Double absolute value equations.

Let's see an example wth just one absolute value. Suppose we have 

$|x-1| = 2$

Then, the usual procedure is to consider two possible clases for $|x-1|$.

Either $x-1 \geq 0$ or $x-1 < 0$. In the first case, we replace $|x-1|$ by $x-1$:

Case 1. $|x-1| = x-1$:
$x-1 = 2$, so that $x = 3$.

In the second case, we replace $|x-1|$ by $-(x-1)$:

Case 2. $|x-1| = -(x-1)$:
$-(x-1) = 2$, so that $x = -1$.

And we have found all possible solutions to the original equation $|x-1| = 2$.

This is the same logic they used, except they had two absolute vales, and for each absolute value we must consider two possible cases.

In their problem they have:

$∣x+4∣=11-∣x-5∣$.

We start by considering cases for $|x+4|$. The first case is $|x+4| = x+4$ and the second case is $|x+4| = -(x+4)$

Case 1. $|x+4| = x+4$:
$x+4=11-∣x-5∣$.

We can rewrite this as

$∣x-5∣ =7 - x$

And now, we must consider two cases for $|x-5|$: $|x-5| =x-5$ and $|x-5| =-(x-5)$

Case 1-1. $|x-5| =x-5$:
$x-5 = 7 - x$, which leads to $x = 6$

Case 1-2. $|x-5| =-(x-5)$:
$-(x-5) = 7 - x$, which leads to $0 = 2$. This is impossible, so we don't find any solution in this subcase.

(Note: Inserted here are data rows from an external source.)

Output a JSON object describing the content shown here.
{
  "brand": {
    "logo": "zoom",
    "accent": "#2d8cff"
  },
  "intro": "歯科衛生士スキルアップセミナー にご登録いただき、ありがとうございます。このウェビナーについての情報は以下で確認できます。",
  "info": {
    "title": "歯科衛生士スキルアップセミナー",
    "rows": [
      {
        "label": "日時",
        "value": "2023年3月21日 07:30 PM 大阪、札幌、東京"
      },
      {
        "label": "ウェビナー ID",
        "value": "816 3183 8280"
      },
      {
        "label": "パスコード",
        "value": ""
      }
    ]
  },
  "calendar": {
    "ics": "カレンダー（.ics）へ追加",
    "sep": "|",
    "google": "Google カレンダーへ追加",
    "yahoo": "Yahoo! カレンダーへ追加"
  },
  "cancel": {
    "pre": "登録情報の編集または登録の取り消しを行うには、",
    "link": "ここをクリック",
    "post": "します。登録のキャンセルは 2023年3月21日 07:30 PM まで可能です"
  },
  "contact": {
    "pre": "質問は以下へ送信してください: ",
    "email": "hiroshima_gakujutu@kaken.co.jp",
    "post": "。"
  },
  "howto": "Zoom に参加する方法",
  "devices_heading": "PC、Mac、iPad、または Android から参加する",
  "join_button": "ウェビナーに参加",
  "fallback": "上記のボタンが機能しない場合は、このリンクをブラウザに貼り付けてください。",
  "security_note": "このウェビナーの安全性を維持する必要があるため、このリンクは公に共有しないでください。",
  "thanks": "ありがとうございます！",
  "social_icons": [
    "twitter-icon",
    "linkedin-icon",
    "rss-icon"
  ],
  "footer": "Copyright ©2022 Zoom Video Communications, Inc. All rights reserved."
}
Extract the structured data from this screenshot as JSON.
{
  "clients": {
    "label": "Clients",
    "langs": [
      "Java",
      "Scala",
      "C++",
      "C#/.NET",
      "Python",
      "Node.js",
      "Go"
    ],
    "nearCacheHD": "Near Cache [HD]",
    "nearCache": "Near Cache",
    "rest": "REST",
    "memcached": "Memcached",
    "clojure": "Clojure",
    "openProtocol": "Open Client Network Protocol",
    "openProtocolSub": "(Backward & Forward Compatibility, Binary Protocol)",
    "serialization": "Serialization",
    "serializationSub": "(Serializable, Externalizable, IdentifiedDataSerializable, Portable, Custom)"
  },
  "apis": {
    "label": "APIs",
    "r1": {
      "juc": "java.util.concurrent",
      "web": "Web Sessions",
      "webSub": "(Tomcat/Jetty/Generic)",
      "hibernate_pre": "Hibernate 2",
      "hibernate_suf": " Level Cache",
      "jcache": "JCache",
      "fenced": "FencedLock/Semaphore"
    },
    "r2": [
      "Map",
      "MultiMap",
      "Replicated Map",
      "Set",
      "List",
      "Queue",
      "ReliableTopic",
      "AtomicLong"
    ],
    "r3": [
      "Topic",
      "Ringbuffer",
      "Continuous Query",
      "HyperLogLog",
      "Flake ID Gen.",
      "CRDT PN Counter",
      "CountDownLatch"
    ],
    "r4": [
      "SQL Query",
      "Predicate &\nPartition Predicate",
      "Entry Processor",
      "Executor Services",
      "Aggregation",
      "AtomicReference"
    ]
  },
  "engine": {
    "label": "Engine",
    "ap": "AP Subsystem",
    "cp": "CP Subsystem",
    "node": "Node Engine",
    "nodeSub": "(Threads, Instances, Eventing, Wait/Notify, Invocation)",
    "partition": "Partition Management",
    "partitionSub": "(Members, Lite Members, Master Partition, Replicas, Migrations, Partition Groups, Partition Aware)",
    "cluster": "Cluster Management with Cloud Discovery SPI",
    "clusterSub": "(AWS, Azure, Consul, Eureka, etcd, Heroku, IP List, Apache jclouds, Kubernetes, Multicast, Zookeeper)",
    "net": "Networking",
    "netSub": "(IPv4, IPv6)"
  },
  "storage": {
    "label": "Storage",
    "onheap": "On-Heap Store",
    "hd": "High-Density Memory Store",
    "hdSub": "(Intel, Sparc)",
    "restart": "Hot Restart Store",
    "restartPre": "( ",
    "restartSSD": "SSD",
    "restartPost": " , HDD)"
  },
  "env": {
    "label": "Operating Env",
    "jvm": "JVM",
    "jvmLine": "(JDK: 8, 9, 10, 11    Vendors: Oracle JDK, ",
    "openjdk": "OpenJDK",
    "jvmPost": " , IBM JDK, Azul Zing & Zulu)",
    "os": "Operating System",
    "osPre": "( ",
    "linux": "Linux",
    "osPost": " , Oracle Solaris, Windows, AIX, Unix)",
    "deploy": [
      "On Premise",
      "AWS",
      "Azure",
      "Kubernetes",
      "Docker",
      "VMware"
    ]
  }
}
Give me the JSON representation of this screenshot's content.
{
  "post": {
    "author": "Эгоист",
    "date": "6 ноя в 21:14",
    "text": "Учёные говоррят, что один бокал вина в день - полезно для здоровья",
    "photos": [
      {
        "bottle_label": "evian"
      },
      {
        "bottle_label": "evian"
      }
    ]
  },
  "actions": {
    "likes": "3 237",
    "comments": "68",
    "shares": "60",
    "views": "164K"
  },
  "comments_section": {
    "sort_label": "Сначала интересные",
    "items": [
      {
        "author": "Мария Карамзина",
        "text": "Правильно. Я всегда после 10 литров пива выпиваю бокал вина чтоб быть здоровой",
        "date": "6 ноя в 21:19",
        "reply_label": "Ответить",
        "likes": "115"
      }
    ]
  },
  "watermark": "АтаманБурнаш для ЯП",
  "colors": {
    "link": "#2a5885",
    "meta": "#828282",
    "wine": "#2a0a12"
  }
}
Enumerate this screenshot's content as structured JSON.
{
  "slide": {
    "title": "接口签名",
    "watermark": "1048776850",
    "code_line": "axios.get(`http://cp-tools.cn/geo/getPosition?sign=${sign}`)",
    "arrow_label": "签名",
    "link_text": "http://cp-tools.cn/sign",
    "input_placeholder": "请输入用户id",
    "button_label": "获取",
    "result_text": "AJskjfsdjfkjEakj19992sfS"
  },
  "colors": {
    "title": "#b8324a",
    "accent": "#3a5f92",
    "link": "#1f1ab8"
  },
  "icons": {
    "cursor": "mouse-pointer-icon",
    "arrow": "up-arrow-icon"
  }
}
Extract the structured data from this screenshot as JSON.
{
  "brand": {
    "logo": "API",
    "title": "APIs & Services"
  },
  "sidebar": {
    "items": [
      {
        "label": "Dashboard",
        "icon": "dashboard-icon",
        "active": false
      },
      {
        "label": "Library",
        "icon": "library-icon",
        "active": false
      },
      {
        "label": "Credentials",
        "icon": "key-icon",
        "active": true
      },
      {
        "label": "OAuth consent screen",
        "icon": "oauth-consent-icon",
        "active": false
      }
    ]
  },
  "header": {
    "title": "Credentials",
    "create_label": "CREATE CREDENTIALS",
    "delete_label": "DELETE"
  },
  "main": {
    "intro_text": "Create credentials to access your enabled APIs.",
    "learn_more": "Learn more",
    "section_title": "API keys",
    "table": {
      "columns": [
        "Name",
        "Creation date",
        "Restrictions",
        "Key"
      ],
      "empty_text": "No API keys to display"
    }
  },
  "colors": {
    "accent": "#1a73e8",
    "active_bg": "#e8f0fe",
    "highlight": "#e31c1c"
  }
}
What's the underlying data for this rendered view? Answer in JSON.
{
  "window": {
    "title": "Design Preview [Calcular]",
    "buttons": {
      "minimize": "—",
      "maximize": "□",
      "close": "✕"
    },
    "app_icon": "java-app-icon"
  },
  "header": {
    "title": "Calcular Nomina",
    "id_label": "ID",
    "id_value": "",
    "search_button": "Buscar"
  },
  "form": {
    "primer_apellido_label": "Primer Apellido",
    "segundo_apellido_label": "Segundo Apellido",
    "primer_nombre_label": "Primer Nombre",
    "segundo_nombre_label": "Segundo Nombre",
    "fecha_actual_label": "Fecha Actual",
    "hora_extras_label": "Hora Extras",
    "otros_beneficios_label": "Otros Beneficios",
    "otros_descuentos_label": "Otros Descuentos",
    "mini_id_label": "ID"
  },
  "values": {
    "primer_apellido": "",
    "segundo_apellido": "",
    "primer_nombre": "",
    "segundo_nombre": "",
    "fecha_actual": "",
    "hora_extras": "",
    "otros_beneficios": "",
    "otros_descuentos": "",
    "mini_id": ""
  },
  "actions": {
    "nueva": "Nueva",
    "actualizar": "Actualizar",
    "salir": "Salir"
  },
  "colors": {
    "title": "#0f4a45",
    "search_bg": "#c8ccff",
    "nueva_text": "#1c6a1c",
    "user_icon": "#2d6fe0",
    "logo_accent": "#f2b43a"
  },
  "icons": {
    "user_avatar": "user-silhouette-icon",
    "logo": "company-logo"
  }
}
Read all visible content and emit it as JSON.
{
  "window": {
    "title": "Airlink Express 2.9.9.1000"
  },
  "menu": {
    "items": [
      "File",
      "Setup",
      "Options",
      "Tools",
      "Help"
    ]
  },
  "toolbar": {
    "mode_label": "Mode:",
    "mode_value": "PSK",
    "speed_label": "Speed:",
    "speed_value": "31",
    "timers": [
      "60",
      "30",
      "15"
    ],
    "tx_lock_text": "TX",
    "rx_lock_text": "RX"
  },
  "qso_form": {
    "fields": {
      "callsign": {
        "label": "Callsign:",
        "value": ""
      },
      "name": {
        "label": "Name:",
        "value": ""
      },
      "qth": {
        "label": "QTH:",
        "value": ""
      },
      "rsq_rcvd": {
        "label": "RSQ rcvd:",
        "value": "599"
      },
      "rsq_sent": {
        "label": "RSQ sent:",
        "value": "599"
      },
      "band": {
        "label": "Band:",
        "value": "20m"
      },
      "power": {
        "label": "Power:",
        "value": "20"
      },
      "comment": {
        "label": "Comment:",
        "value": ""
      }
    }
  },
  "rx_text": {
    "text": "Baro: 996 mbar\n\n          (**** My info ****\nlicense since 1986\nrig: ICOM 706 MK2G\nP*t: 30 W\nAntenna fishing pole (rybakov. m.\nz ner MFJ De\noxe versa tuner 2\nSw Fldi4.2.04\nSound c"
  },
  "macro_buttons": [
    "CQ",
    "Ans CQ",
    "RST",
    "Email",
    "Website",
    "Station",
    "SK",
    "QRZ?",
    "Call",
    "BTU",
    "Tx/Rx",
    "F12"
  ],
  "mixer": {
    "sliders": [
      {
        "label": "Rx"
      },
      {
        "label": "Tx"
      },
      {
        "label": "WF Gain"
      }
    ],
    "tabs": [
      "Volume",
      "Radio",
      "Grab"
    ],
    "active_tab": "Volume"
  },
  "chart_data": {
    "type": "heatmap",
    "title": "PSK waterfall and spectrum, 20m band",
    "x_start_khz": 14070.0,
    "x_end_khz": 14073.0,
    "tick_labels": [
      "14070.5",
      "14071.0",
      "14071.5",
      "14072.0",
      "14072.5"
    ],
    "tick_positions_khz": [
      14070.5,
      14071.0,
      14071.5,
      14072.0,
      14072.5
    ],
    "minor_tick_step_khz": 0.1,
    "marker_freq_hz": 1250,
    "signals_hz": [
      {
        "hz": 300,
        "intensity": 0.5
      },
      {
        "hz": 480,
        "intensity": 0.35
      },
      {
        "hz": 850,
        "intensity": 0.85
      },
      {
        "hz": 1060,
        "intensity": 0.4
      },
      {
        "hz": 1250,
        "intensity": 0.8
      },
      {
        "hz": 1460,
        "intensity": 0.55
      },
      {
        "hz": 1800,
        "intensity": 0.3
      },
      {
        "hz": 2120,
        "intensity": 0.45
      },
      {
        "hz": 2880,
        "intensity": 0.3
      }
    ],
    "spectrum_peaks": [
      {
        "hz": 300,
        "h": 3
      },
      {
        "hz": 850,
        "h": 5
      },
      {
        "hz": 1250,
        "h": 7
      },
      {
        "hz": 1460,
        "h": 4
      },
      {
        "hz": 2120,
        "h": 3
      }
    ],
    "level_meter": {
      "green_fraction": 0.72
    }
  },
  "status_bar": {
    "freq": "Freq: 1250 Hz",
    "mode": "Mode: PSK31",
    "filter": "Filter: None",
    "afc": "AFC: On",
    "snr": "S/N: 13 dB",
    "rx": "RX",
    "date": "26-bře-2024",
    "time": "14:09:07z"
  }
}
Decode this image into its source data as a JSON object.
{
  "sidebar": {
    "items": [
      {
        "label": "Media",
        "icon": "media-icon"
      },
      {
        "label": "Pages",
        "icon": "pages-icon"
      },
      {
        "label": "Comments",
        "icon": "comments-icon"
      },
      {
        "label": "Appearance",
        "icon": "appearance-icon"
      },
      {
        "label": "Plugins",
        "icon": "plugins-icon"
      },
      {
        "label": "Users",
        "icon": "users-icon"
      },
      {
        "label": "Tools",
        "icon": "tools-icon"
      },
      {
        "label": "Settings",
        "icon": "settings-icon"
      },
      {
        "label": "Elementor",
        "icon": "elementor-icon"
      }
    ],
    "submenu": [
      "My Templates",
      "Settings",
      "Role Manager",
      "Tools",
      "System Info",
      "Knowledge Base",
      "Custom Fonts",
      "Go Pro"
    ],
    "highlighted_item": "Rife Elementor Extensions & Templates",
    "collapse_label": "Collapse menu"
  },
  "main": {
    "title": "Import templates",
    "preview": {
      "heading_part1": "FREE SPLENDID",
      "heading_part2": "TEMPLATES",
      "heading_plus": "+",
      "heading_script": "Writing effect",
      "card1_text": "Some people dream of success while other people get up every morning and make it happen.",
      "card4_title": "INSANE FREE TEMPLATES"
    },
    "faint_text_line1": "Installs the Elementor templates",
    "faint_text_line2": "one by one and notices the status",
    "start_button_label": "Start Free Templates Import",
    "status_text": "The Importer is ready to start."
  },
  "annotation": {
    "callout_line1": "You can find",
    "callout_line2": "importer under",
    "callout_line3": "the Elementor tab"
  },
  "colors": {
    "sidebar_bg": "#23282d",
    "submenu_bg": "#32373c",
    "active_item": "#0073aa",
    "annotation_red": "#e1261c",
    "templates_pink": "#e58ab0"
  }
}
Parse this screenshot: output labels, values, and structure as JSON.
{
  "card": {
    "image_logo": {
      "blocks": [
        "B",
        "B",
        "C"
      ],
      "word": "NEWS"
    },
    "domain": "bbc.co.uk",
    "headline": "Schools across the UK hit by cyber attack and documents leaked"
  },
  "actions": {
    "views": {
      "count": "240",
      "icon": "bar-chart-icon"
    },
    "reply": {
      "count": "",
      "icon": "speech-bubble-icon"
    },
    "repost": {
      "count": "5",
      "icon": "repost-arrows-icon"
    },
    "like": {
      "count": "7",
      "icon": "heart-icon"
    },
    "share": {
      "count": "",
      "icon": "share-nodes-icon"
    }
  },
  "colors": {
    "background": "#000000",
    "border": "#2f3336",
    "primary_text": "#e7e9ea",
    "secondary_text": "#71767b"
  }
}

Now that we have completely explored case 1, we check case 2:

Case 1. $|x+4| = -(x+4)$:
$-(x+4)=11-∣x-5∣$.

We can rewrite this as

$∣x-5∣ =x + 15$

Once again, we must consider two cases for $|x-5|$: $|x-5| =x-5$ and $|x-5| =-(x-5)$

Case 2-1. $|x-5| =x-5$:
$x-5 = x + 15$, which leads to $0 = 20$. An impossibility. We ignore this case.

Case 2-2. $|x-5| =-(x-5)$:
$-(x-5) = x + 15$, which leads to $x = -5$. 

We have exhausted all possible cases and found two possible soltions, $x=6$ and $x=-5$.